I think sometimes you do need to take a break from things. I know I do. But I also know that I rarely do. That’s just the way I am. If I am doing something – then I am doing something and I won’t stop until I have achieved it. And once I set my mind to something I won’t give in. I know that in your eyes what I am about to say will probably cause you to scoff, snort in a derisory fashion, or just think that I am a big-headed cow (I am not – truly) – but I shall say it anyway.
First you have to understand that I have never had a dream that didn’t come true.
Maybe the knack to that is never having too BIG a dream? But then I’ve had some massive dreams. I wanted to marry a vet – so I did. I wanted to own a racehorse that could win a race and be able to lead her into the winners enclosure – I did. I wanted to write a book – so I did – three in fact. I wanted to have a book published – I did that too, albeit self published. And two weeks ago, when I held the paperback version of Mulligan’s Reach in my hand, I turned to Richard and informed him that all my dreams were now realised. That I didn’t have a single dream left.

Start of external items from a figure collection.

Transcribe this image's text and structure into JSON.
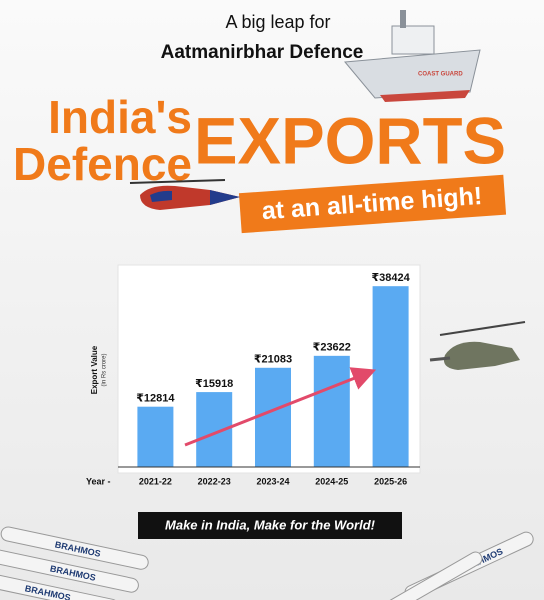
{
  "header": {
    "kicker": "A big leap for",
    "subtitle": "Aatmanirbhar Defence",
    "title_line1": "India's",
    "title_line2": "Defence",
    "title_big": "EXPORTS",
    "banner": "at an all-time high!",
    "ship_label": "COAST GUARD"
  },
  "chart_data": {
    "type": "bar",
    "y_label": "Export Value",
    "y_label_unit": "(in Rs crore)",
    "x_label": "Year -",
    "categories": [
      "2021-22",
      "2022-23",
      "2023-24",
      "2024-25",
      "2025-26"
    ],
    "values": [
      12814,
      15918,
      21083,
      23622,
      38424
    ],
    "value_labels": [
      "₹12814",
      "₹15918",
      "₹21083",
      "₹23622",
      "₹38424"
    ],
    "color": "#5aaaf2",
    "ylim": [
      0,
      42500
    ]
  },
  "footer": {
    "slogan": "Make in India, Make for the World!",
    "missile_labels": [
      "BRAHMOS",
      "BRAHMOS",
      "BRAHMOS",
      "BRAHMOS"
    ]
  }
}
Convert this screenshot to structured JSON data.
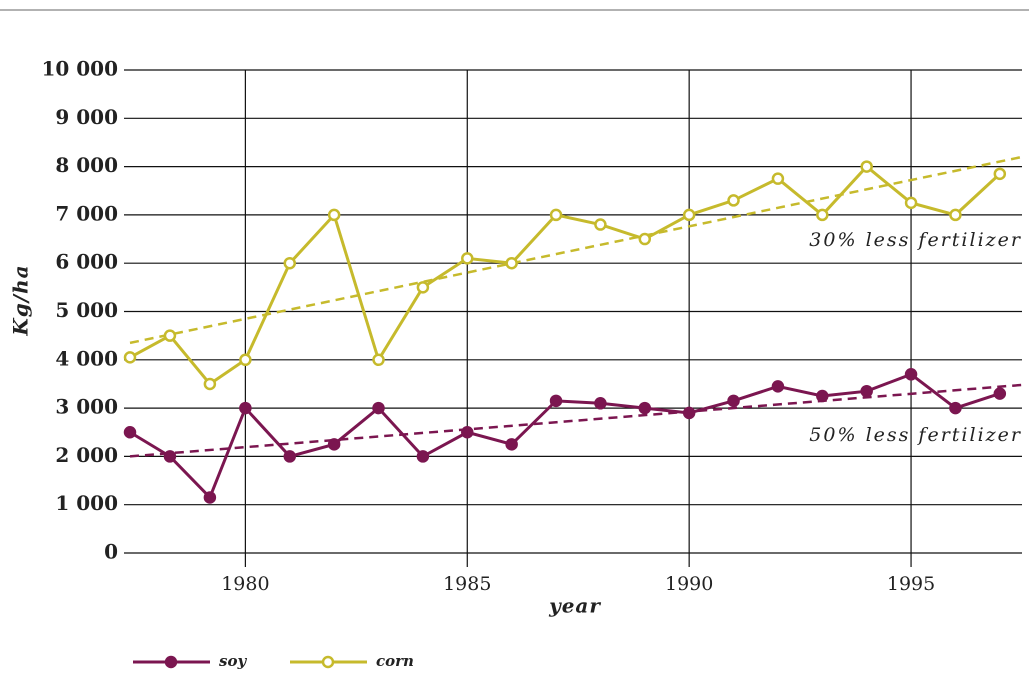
{
  "chart_data": {
    "type": "line",
    "x_label": "year",
    "y_label": "Kg/ha",
    "x": [
      1977.4,
      1978.3,
      1979.2,
      1980,
      1981,
      1982,
      1983,
      1984,
      1985,
      1986,
      1987,
      1988,
      1989,
      1990,
      1991,
      1992,
      1993,
      1994,
      1995,
      1996,
      1997
    ],
    "series": [
      {
        "name": "soy",
        "color": "#7b1650",
        "marker": "filled",
        "values": [
          2500,
          2000,
          1150,
          3000,
          2000,
          2250,
          3000,
          2000,
          2500,
          2250,
          3150,
          3100,
          3000,
          2900,
          3150,
          3450,
          3250,
          3350,
          3700,
          3000,
          3300
        ],
        "trend": [
          2000,
          3480
        ]
      },
      {
        "name": "corn",
        "color": "#c6ba2c",
        "marker": "hollow",
        "values": [
          4050,
          4500,
          3500,
          4000,
          6000,
          7000,
          4000,
          5500,
          6100,
          6000,
          7000,
          6800,
          6500,
          7000,
          7300,
          7750,
          7000,
          8000,
          7250,
          7000,
          7850
        ],
        "trend": [
          4350,
          8200
        ]
      }
    ],
    "annotations": [
      "30% less fertilizer",
      "50% less fertilizer"
    ],
    "xlim": [
      1977.4,
      1997.5
    ],
    "xticks": [
      1980,
      1985,
      1990,
      1995
    ],
    "ylim": [
      0,
      10000
    ],
    "yticks": [
      0,
      {
        "value": 1000,
        "label": "1 000"
      },
      {
        "value": 2000,
        "label": "2 000"
      },
      {
        "value": 3000,
        "label": "3 000"
      },
      {
        "value": 4000,
        "label": "4 000"
      },
      {
        "value": 5000,
        "label": "5 000"
      },
      {
        "value": 6000,
        "label": "6 000"
      },
      {
        "value": 7000,
        "label": "7 000"
      },
      {
        "value": 8000,
        "label": "8 000"
      },
      {
        "value": 9000,
        "label": "9 000"
      },
      {
        "value": 10000,
        "label": "10 000"
      }
    ],
    "grid": true
  }
}
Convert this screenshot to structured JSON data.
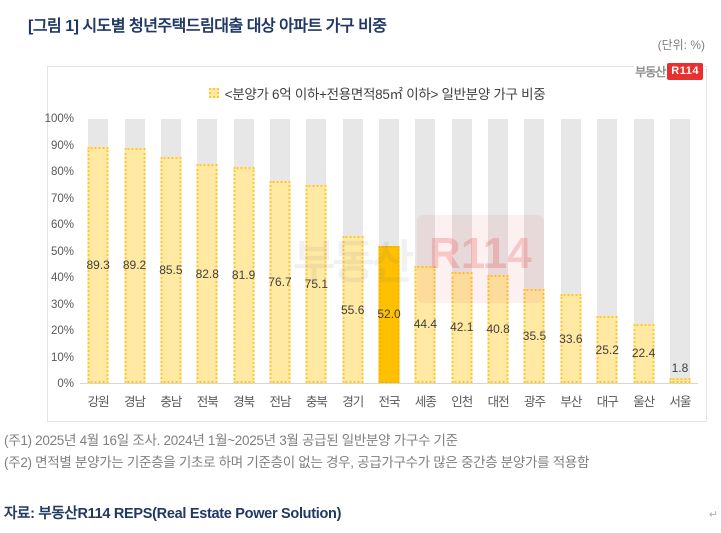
{
  "header": {
    "title": "[그림 1] 시도별 청년주택드림대출 대상 아파트 가구 비중",
    "unit_label": "(단위: %)"
  },
  "panel": {
    "logo_prefix": "부동산",
    "logo_brand": "R114",
    "watermark_prefix": "부동산",
    "watermark_brand": "R114"
  },
  "chart_data": {
    "type": "bar",
    "title": "<분양가 6억 이하+전용면적85㎡ 이하> 일반분양 가구 비중",
    "categories": [
      "강원",
      "경남",
      "충남",
      "전북",
      "경북",
      "전남",
      "충북",
      "경기",
      "전국",
      "세종",
      "인천",
      "대전",
      "광주",
      "부산",
      "대구",
      "울산",
      "서울"
    ],
    "values": [
      89.3,
      89.2,
      85.5,
      82.8,
      81.9,
      76.7,
      75.1,
      55.6,
      52.0,
      44.4,
      42.1,
      40.8,
      35.5,
      33.6,
      25.2,
      22.4,
      1.8
    ],
    "value_labels": [
      "89.3",
      "89.2",
      "85.5",
      "82.8",
      "81.9",
      "76.7",
      "75.1",
      "55.6",
      "52.0",
      "44.4",
      "42.1",
      "40.8",
      "35.5",
      "33.6",
      "25.2",
      "22.4",
      "1.8"
    ],
    "highlight_category": "전국",
    "xlabel": "",
    "ylabel": "",
    "unit": "%",
    "ylim": [
      0,
      100
    ],
    "y_ticks": [
      "0%",
      "10%",
      "20%",
      "30%",
      "40%",
      "50%",
      "60%",
      "70%",
      "80%",
      "90%",
      "100%"
    ],
    "grid": false,
    "legend_position": "top-center",
    "colors": {
      "bar_fill": "#FFE9A3",
      "bar_border": "#FFC637",
      "highlight_fill": "#FFC000",
      "track": "#E8E7E7",
      "title_navy": "#1F3864",
      "logo_red": "#E8302E"
    }
  },
  "footnotes": {
    "note1": "(주1) 2025년 4월 16일 조사. 2024년 1월~2025년 3월 공급된 일반분양 가구수 기준",
    "note2": "(주2) 면적별 분양가는 기준층을 기초로 하며 기준층이 없는 경우, 공급가구수가 많은 중간층 분양가를 적용함",
    "source": "자료: 부동산R114 REPS(Real Estate Power Solution)",
    "paragraph_mark": "↵"
  }
}
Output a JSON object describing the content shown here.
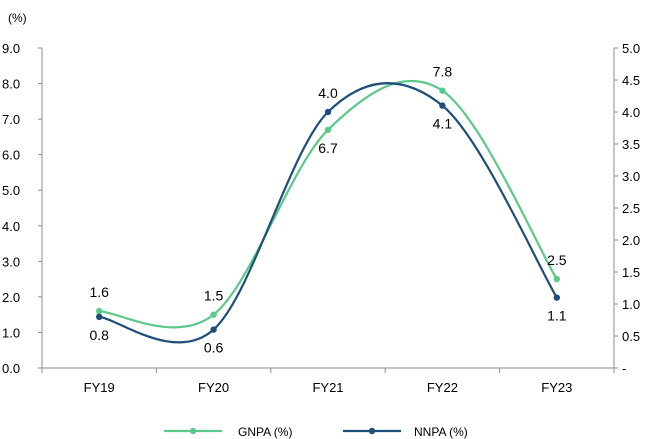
{
  "chart_data": {
    "type": "line",
    "unit_label": "(%)",
    "categories": [
      "FY19",
      "FY20",
      "FY21",
      "FY22",
      "FY23"
    ],
    "series": [
      {
        "name": "GNPA (%)",
        "axis": "left",
        "color": "#5cc98a",
        "values": [
          1.6,
          1.5,
          6.7,
          7.8,
          2.5
        ],
        "labels": [
          "1.6",
          "1.5",
          "6.7",
          "7.8",
          "2.5"
        ]
      },
      {
        "name": "NNPA (%)",
        "axis": "right",
        "color": "#1f4e79",
        "values": [
          0.8,
          0.6,
          4.0,
          4.1,
          1.1
        ],
        "labels": [
          "0.8",
          "0.6",
          "4.0",
          "4.1",
          "1.1"
        ]
      }
    ],
    "left_axis": {
      "min": 0,
      "max": 9,
      "ticks": [
        "0.0",
        "1.0",
        "2.0",
        "3.0",
        "4.0",
        "5.0",
        "6.0",
        "7.0",
        "8.0",
        "9.0"
      ]
    },
    "right_axis": {
      "min": 0,
      "max": 5,
      "ticks": [
        "-",
        "0.5",
        "1.0",
        "1.5",
        "2.0",
        "2.5",
        "3.0",
        "3.5",
        "4.0",
        "4.5",
        "5.0"
      ]
    },
    "grid": false,
    "legend_position": "bottom"
  }
}
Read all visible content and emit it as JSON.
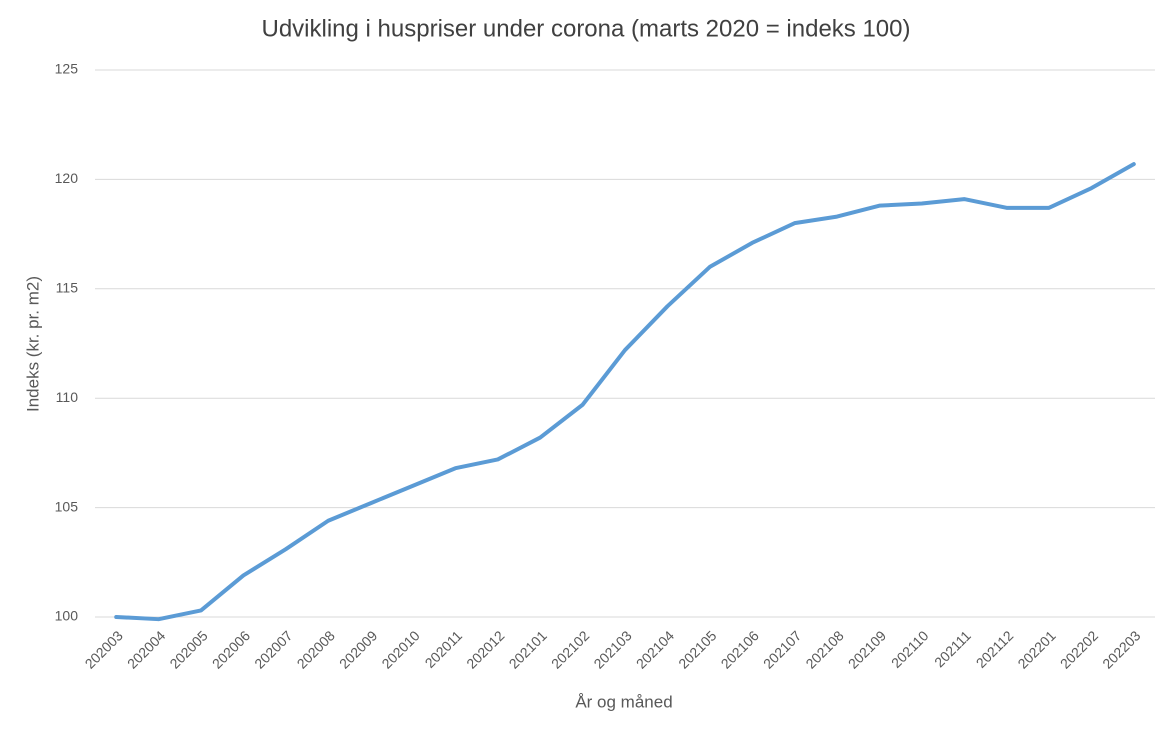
{
  "chart_data": {
    "type": "line",
    "title": "Udvikling i huspriser under corona (marts 2020 = indeks 100)",
    "x_label": "År og måned",
    "y_label": "Indeks (kr. pr. m2)",
    "categories": [
      "202003",
      "202004",
      "202005",
      "202006",
      "202007",
      "202008",
      "202009",
      "202010",
      "202011",
      "202012",
      "202101",
      "202102",
      "202103",
      "202104",
      "202105",
      "202106",
      "202107",
      "202108",
      "202109",
      "202110",
      "202111",
      "202112",
      "202201",
      "202202",
      "202203"
    ],
    "series": [
      {
        "name": "Indeks",
        "color": "#5b9bd5",
        "values": [
          100.0,
          99.9,
          100.3,
          101.9,
          103.1,
          104.4,
          105.2,
          106.0,
          106.8,
          107.2,
          108.2,
          109.7,
          112.2,
          114.2,
          116.0,
          117.1,
          118.0,
          118.3,
          118.8,
          118.9,
          119.1,
          118.7,
          118.7,
          119.6,
          120.7
        ]
      }
    ],
    "ylim": [
      100,
      125
    ],
    "yticks": [
      100,
      105,
      110,
      115,
      120,
      125
    ],
    "grid": true
  }
}
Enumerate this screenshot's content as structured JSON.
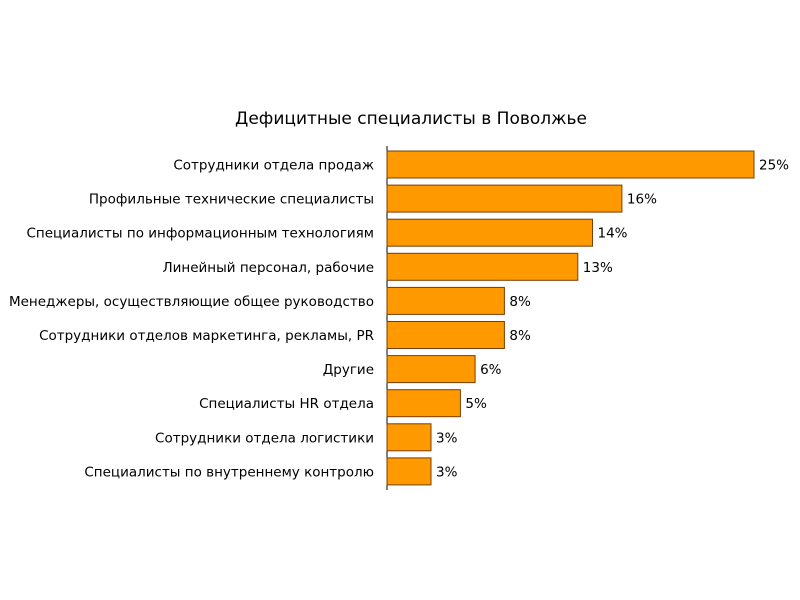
{
  "chart_data": {
    "type": "bar",
    "orientation": "horizontal",
    "title": "Дефицитные специалисты в Поволжье",
    "categories": [
      "Сотрудники отдела продаж",
      "Профильные технические специалисты",
      "Специалисты по информационным технологиям",
      "Линейный персонал, рабочие",
      "Менеджеры, осуществляющие общее руководство",
      "Сотрудники отделов маркетинга, рекламы, PR",
      "Другие",
      "Специалисты HR отдела",
      "Сотрудники отдела логистики",
      "Специалисты по внутреннему контролю"
    ],
    "values": [
      25,
      16,
      14,
      13,
      8,
      8,
      6,
      5,
      3,
      3
    ],
    "value_labels": [
      "25%",
      "16%",
      "14%",
      "13%",
      "8%",
      "8%",
      "6%",
      "5%",
      "3%",
      "3%"
    ],
    "unit": "%",
    "xlim": [
      0,
      25
    ],
    "grid": false,
    "legend": "none",
    "bar_color": "#ff9900",
    "bar_border_color": "#7a3d00"
  }
}
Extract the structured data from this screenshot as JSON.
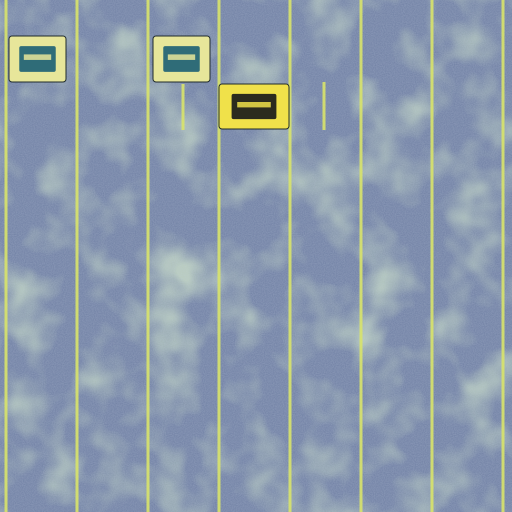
{
  "scene": {
    "description_tag": "aerial-parking-lot",
    "colors": {
      "asphalt": "#6f7fa3",
      "asphalt_dark": "#5e6c92",
      "patch_green": "#8fb08a",
      "patch_light": "#a8c48f",
      "stall_line": "#d8e36a",
      "car_cyan_body": "#e7e69a",
      "car_cyan_roof": "#2f6c78",
      "car_yellow_body": "#f0e14a",
      "car_yellow_roof": "#2b2b1e"
    },
    "stall_line_count": 8,
    "vehicles": [
      {
        "name": "vehicle-1",
        "color": "teal-and-cream"
      },
      {
        "name": "vehicle-2",
        "color": "teal-and-cream"
      },
      {
        "name": "vehicle-3",
        "color": "yellow"
      }
    ]
  }
}
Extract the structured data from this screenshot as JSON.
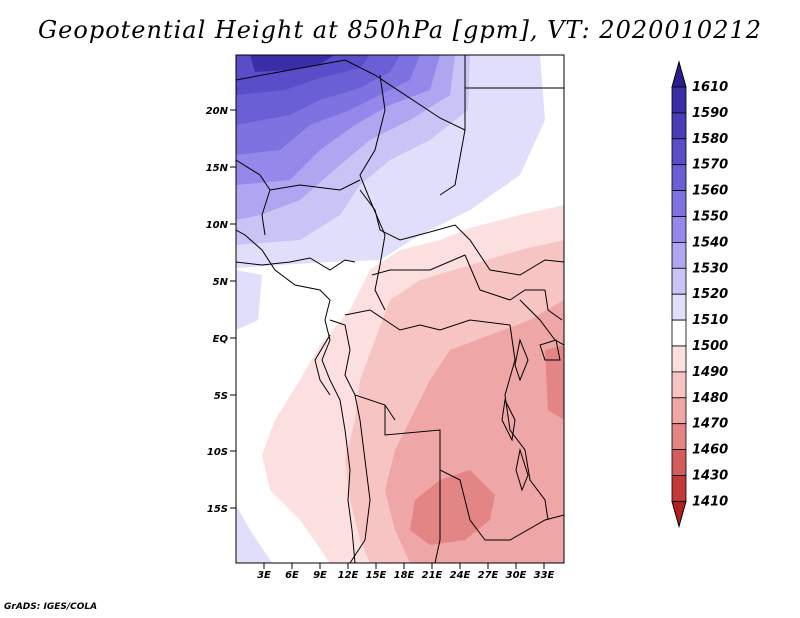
{
  "title": "Geopotential Height at 850hPa [gpm], VT: 2020010212",
  "credit": "GrADS: IGES/COLA",
  "map": {
    "lat_labels": [
      "20N",
      "15N",
      "10N",
      "5N",
      "EQ",
      "5S",
      "10S",
      "15S"
    ],
    "lon_labels": [
      "3E",
      "6E",
      "9E",
      "12E",
      "15E",
      "18E",
      "21E",
      "24E",
      "27E",
      "30E",
      "33E"
    ]
  },
  "colorbar": {
    "levels": [
      "1610",
      "1590",
      "1580",
      "1570",
      "1560",
      "1550",
      "1540",
      "1530",
      "1520",
      "1510",
      "1500",
      "1490",
      "1480",
      "1470",
      "1460",
      "1430",
      "1410"
    ],
    "colors": [
      "#2a1d8f",
      "#3a2ea6",
      "#4a3db8",
      "#5a4dc8",
      "#6b5fd6",
      "#7e72e0",
      "#9489ea",
      "#aea6f0",
      "#c8c4f6",
      "#e0defa",
      "#ffffff",
      "#fce0e0",
      "#f7c4c4",
      "#efa6a6",
      "#e38585",
      "#d45c5c",
      "#c43a3a",
      "#b21f1f"
    ]
  }
}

Richard being Richard and not the most positive of souls said that was very sad. But it isn’t sad at all. It’s brilliant. To have achieved all your dreams in one lifetime? To have actually emptied the pot of wishful thinking and dreams which, frankly, did have massive odds stacked against achieving some of them? You see Richard is wrong. It isn’t sad at all because me being me will dream up another one or two little goals before much longer. As Bloody Mary said in South Pacific, ‘You gotta have a dream – if you don’t have a dream, how you gonna have a dream come true?’
I have had little trouble in achieving goals or dreams or whatever other handle you wish to put on it because I won’t give up or give in until I have reached the point at which I am happy or satisfied. My problem, and I will call it a problem because it is something that I don’t really understand myself, is this. Having achieved these things – I then walk away. The dream is realised. Fulfilled. Whatever. But then I guess you have to leave one place in order to arrive at another?
I didn’t intend this to be a blog with a message but I think it has turned out that way. And the message is this, I guess. If you have a dream, bloody well go for it. Dream it. Do it. Live it. Don’t let others tell you it isn’t achievable. Your dream may well be ‘not achievable’ to them because they can only dream in black and white, you, on the other hand, can only dream in glorious colour.
And do you know something else? There is no magic to it. No formula. Nothing special. Just grim determination. Just whack old Bloody Mary on your headset and sing after me …‘You gotta have a dream, if you don’t have a dream, how you gonna have a dream come true…’
P.S Today is Richard’s birthday and he wishes to go to the cinema to see Oz in 3D. Don’t ask me why. Frankly that’s all I need – a munchkin (or whatever they are called?) in my lap. But wishes need to be realised just as much as dreams, so off we will trot.